Of course the complexity of film soundtracks sometimes means that you need a very large number of audio tracks. Unfortunately, no one makes a 100+ track audio recorder, so many machines are linked together to provide this capability.
As many machines as are required can be linked together and controlled from the mixing room. All machines are locked to the film projector located in the mixing stage. Skywalker Sound even pioneered the use of tie lines between the Skywalker Ranch facility and remote locations.
Final Sound Mix
Once the sound has been designed, edited, and pre-mixed it is
brought together in a movie theatre environment for the final
mix. Here, the director, sound designer, dialogue mixer, and music
mixer determine the overall quality, character, and placement
of each sound element.
The final mix of a film can take two weeks or more, as each scene is replayed over and over again allowing for subtle changes to be noted and made. It is here that the locations of sounds are married to the picture. Sound movement, or panning, is determined here. The level and character of the ambiences is determined. Dialogue levels and locations are set amidst the competition from sound effects and music. Here it all comes together in a controlled environment.
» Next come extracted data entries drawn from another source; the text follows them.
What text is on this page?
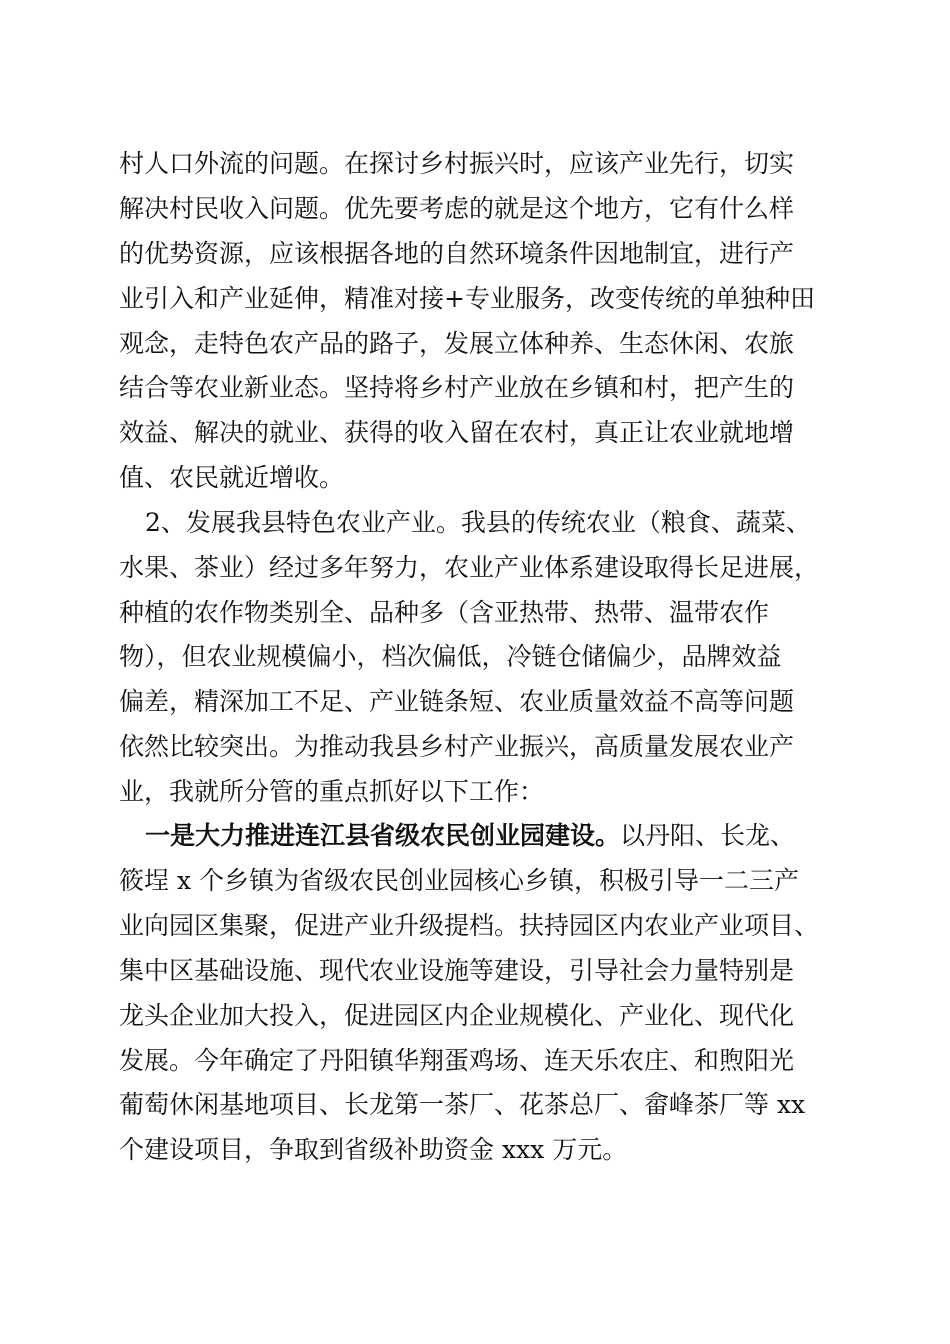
村人口外流的问题。在探讨乡村振兴时，应该产业先行，切实
解决村民收入问题。优先要考虑的就是这个地方，它有什么样
的优势资源，应该根据各地的自然环境条件因地制宜，进行产
业引入和产业延伸，精准对接+专业服务，改变传统的单独种田
观念，走特色农产品的路子，发展立体种养、生态休闲、农旅
结合等农业新业态。坚持将乡村产业放在乡镇和村，把产生的
效益、解决的就业、获得的收入留在农村，真正让农业就地增
值、农民就近增收。
2、发展我县特色农业产业。我县的传统农业（粮食、蔬菜、
水果、茶业）经过多年努力，农业产业体系建设取得长足进展，
种植的农作物类别全、品种多（含亚热带、热带、温带农作
物），但农业规模偏小，档次偏低，冷链仓储偏少，品牌效益
偏差，精深加工不足、产业链条短、农业质量效益不高等问题
依然比较突出。为推动我县乡村产业振兴，高质量发展农业产
业，我就所分管的重点抓好以下工作：
一是大力推进连江县省级农民创业园建设。以丹阳、长龙、
筱埕 x 个乡镇为省级农民创业园核心乡镇，积极引导一二三产
业向园区集聚，促进产业升级提档。扶持园区内农业产业项目、
集中区基础设施、现代农业设施等建设，引导社会力量特别是
龙头企业加大投入，促进园区内企业规模化、产业化、现代化
发展。今年确定了丹阳镇华翔蛋鸡场、连天乐农庄、和煦阳光
葡萄休闲基地项目、长龙第一茶厂、花茶总厂、畲峰茶厂等 xx
个建设项目，争取到省级补助资金 xxx 万元。
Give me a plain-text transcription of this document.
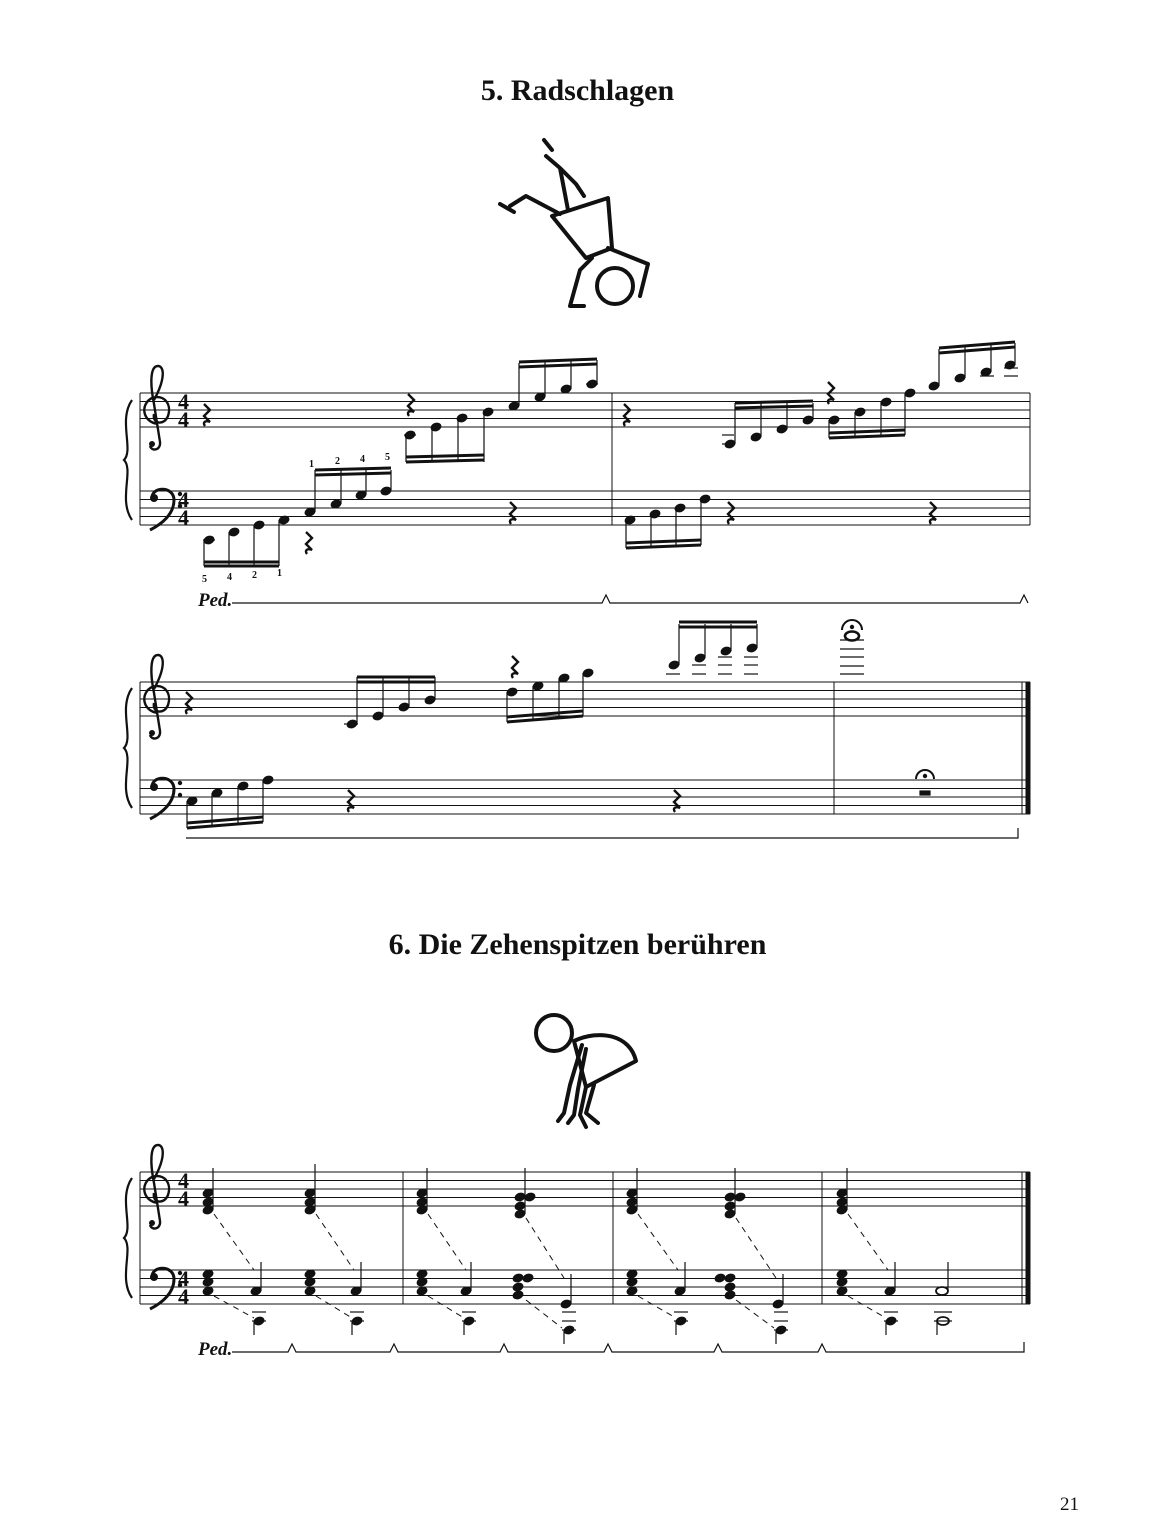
5. Radschlagen
4
4
4
4
1 2 4 5
5 4 2 1
Ped.
4
4
4
4
Ped.
6. Die Zehenspitzen berühren
21
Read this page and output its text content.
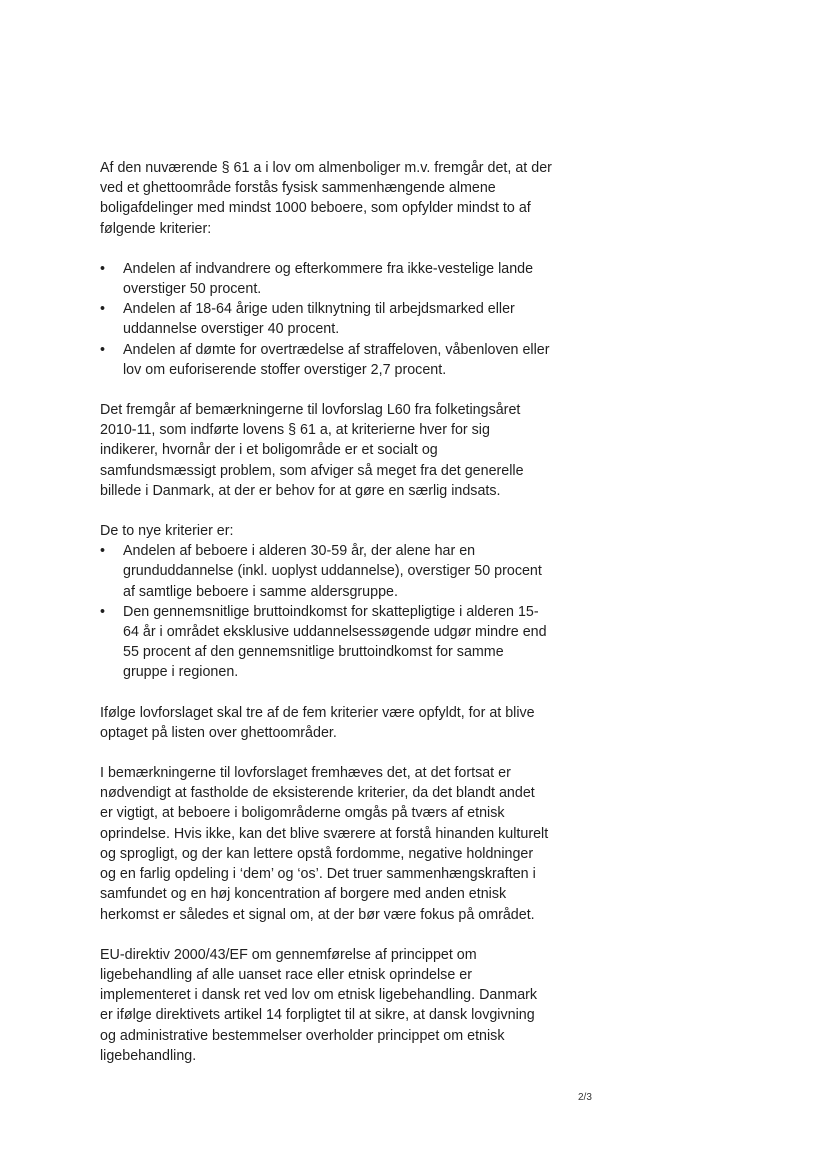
Af den nuværende § 61 a i lov om almenboliger m.v. fremgår det, at der
ved et ghettoområde forstås fysisk sammenhængende almene
boligafdelinger med mindst 1000 beboere, som opfylder mindst to af
følgende kriterier:

•	Andelen af indvandrere og efterkommere fra ikke-vestelige lande
overstiger 50 procent.
•	Andelen af 18-64 årige uden tilknytning til arbejdsmarked eller
uddannelse overstiger 40 procent.
•	Andelen af dømte for overtrædelse af straffeloven, våbenloven eller
lov om euforiserende stoffer overstiger 2,7 procent.

Det fremgår af bemærkningerne til lovforslag L60 fra folketingsåret
2010-11, som indførte lovens § 61 a, at kriterierne hver for sig
indikerer, hvornår der i et boligområde er et socialt og
samfundsmæssigt problem, som afviger så meget fra det generelle
billede i Danmark, at der er behov for at gøre en særlig indsats.

De to nye kriterier er:

•	Andelen af beboere i alderen 30-59 år, der alene har en
grunduddannelse (inkl. uoplyst uddannelse), overstiger 50 procent
af samtlige beboere i samme aldersgruppe.
•	Den gennemsnitlige bruttoindkomst for skattepligtige i alderen 15-
64 år i området eksklusive uddannelsessøgende udgør mindre end
55 procent af den gennemsnitlige bruttoindkomst for samme
gruppe i regionen.

Ifølge lovforslaget skal tre af de fem kriterier være opfyldt, for at blive
optaget på listen over ghettoområder.

I bemærkningerne til lovforslaget fremhæves det, at det fortsat er
nødvendigt at fastholde de eksisterende kriterier, da det blandt andet
er vigtigt, at beboere i boligområderne omgås på tværs af etnisk
oprindelse. Hvis ikke, kan det blive sværere at forstå hinanden kulturelt
og sprogligt, og der kan lettere opstå fordomme, negative holdninger
og en farlig opdeling i ‘dem’ og ‘os’. Det truer sammenhængskraften i
samfundet og en høj koncentration af borgere med anden etnisk
herkomst er således et signal om, at der bør være fokus på området.

EU-direktiv 2000/43/EF om gennemførelse af princippet om
ligebehandling af alle uanset race eller etnisk oprindelse er
implementeret i dansk ret ved lov om etnisk ligebehandling. Danmark
er ifølge direktivets artikel 14 forpligtet til at sikre, at dansk lovgivning
og administrative bestemmelser overholder princippet om etnisk
ligebehandling.

2/3
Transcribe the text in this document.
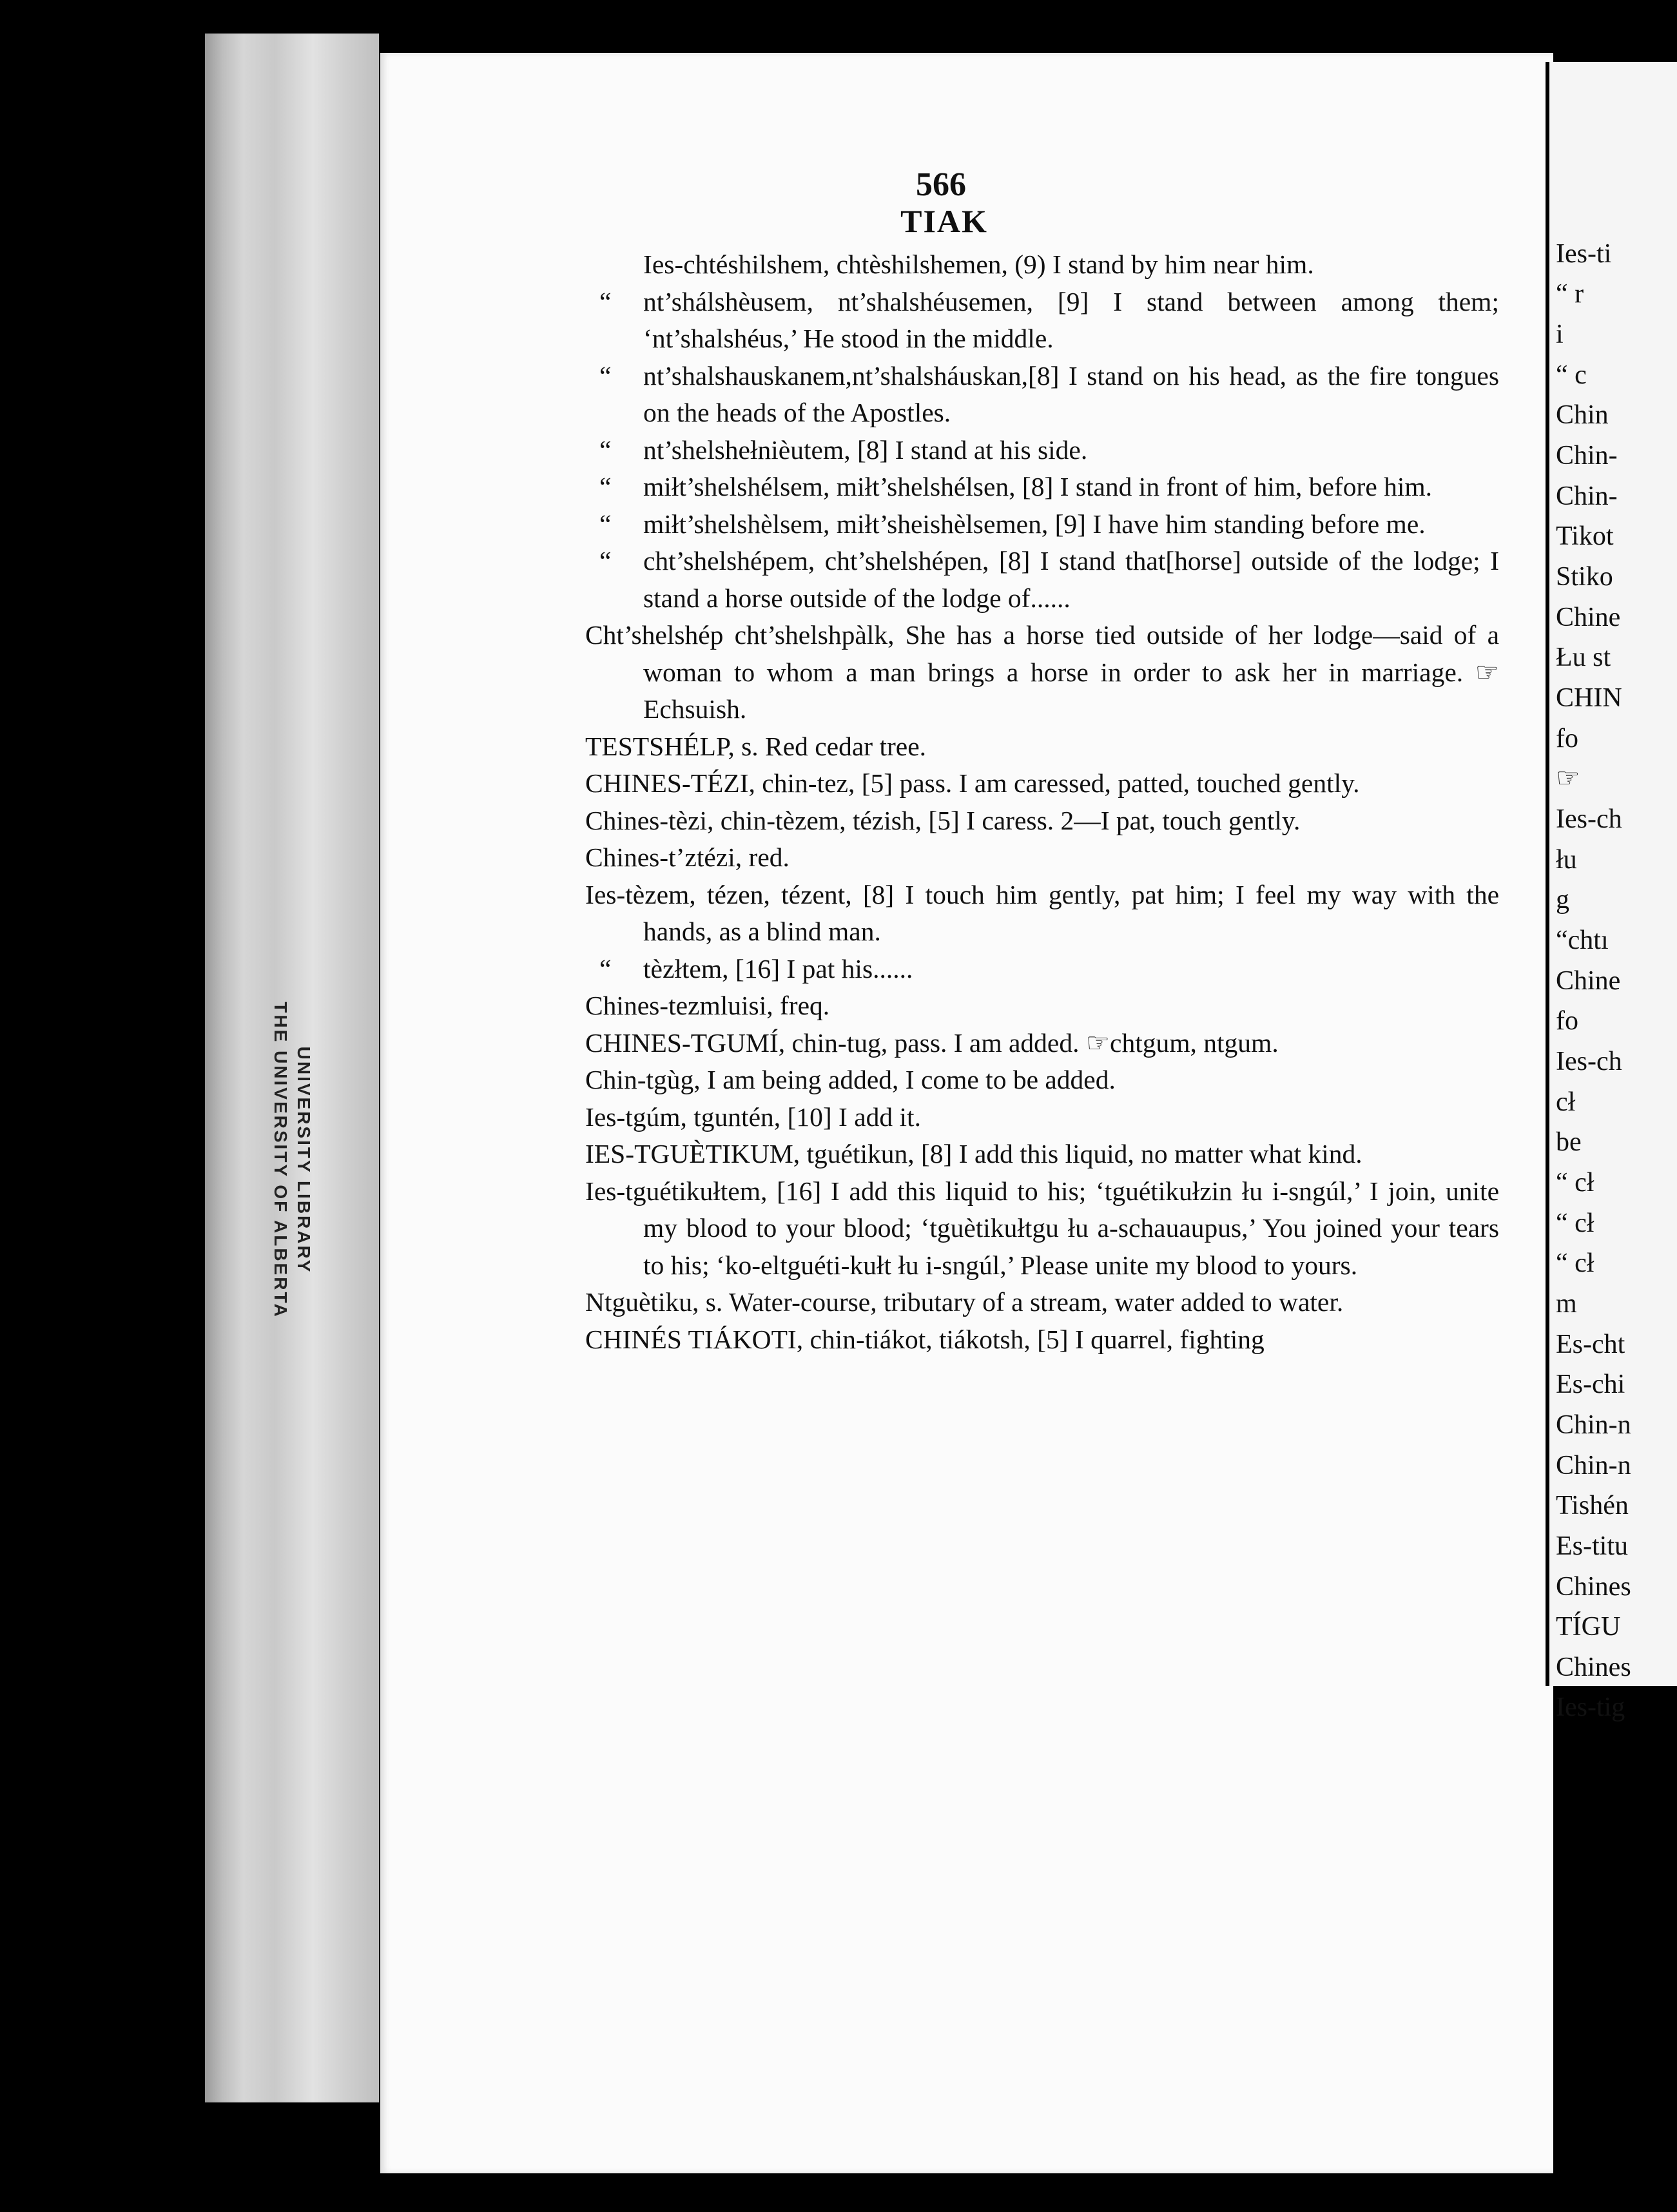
UNIVERSITY LIBRARY
THE UNIVERSITY OF ALBERTA
566
TIAK

Ies-chtéshilshem, chtèshilshemen, (9) I stand by him near him.

“ nt’shálshèusem, nt’shalshéusemen, [9] I stand between among them; ‘nt’shalshéus,’ He stood in the middle.

“ nt’shalshauskanem,nt’shalsháuskan,[8] I stand on his head, as the fire tongues on the heads of the Apostles.

“ nt’shelshełnièutem, [8] I stand at his side.

“ miłt’shelshélsem, miłt’shelshélsen, [8] I stand in front of him, before him.

“ miłt’shelshèlsem, miłt’sheishèlsemen, [9] I have him standing before me.

“ cht’shelshépem, cht’shelshépen, [8] I stand that[horse] outside of the lodge; I stand a horse outside of the lodge of......

Cht’shelshép cht’shelshpàlk, She has a horse tied outside of her lodge—said of a woman to whom a man brings a horse in order to ask her in marriage. ☞Echsuish.

TESTSHÉLP, s. Red cedar tree.

CHINES-TÉZI, chin-tez, [5] pass. I am caressed, patted, touched gently.

Chines-tèzi, chin-tèzem, tézish, [5] I caress. 2—I pat, touch gently.

Chines-t’ztézi, red.

Ies-tèzem, tézen, tézent, [8] I touch him gently, pat him; I feel my way with the hands, as a blind man.

“ tèzłtem, [16] I pat his......

Chines-tezmluisi, freq.

CHINES-TGUMÍ, chin-tug, pass. I am added. ☞chtgum, ntgum.

Chin-tgùg, I am being added, I come to be added.

Ies-tgúm, tguntén, [10] I add it.

IES-TGUÈTIKUM, tguétikun, [8] I add this liquid, no matter what kind.

Ies-tguétikułtem, [16] I add this liquid to his; ‘tguétikułzin łu i-sngúl,’ I join, unite my blood to your blood; ‘tguètikułtgu łu a-schauaupus,’ You joined your tears to his; ‘ko-eltguéti-kułt łu i-sngúl,’ Please unite my blood to yours.

Ntguètiku, s. Water-course, tributary of a stream, water added to water.

CHINÉS TIÁKOTI, chin-tiákot, tiákotsh, [5] I quarrel, fighting

Ies-ti
“ r
i
“ c
Chin
Chin-
Chin-
Tikot
Stiko
Chine
Łu st
CHIN
fo
☞
Ies-ch
łu
g
“chtı
Chine
fo
Ies-ch
cł
be
“ cł
“ cł
“ cł
m
Es-cht
Es-chi
Chin-n
Chin-n
Tishén
Es-titu
Chines
TÍGU
Chines
Ies-tig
Even though all movie theatres conform to the same standards, it's known that not all movie theatres are perfect. The Mixing Theatres at Skywalker Sound can simulate everything from noisy air conditioning to clipping amplifiers.
Master tapes are made for each scene. One set of masters is the LT/RT (Left Total/Right Total) containing the 4 channel encoded surround signal. Most films require a 6 or 8 track print master used for 70mm, Dolby SR-D, DTS, or Sony SDDS release. Frequently, a 6 track transfer is made directly to the digital encoder for these systems. Once all of the masters are completed, they must be checked to ensure that the final soundtrack is perfect.
The Stag Theatre (THX Screening Room) located in the Technical Building at Skywalker Ranch is where a mixer, sound designer, or director can experience the final fruits of their work. The Stag Theatre can accommodate all commercial film formats from 35mm flat to 70mm, and it can reproduce all audio formats from mono optical to the latest digital systems. The Stag Theatre (named for the two stainless steel art deco stags framing the entrance) seats several hundred people and conforms to the high standards set by THX. It is quiet, acoustically dead, and there truly is no "bad seat" in the house. It is the site, not only for print master quality control checks, but for Lucasfilm company screenings and the Home THX Dealer Training seminars.
Skywalker Sound: The Future
Films mixed at Skywalker Sound, and its predecessor Sprockets
Systems, have won 11 Academy Awards for movie sound or sound effects
editing. This is a testament, not only to the facility, but to
the hundreds of dedicated artists, technicians, and craftsmen
who work there. Winner of 3 TEC Awards and acclaimed by Mix Magazine as the best Post Production
Facility for 1992, 1993 and 1994, Skywalker Sound is a place, like its
companion Industrial Light & Magic, where technology doesn't
limit the imagination of the filmmaker.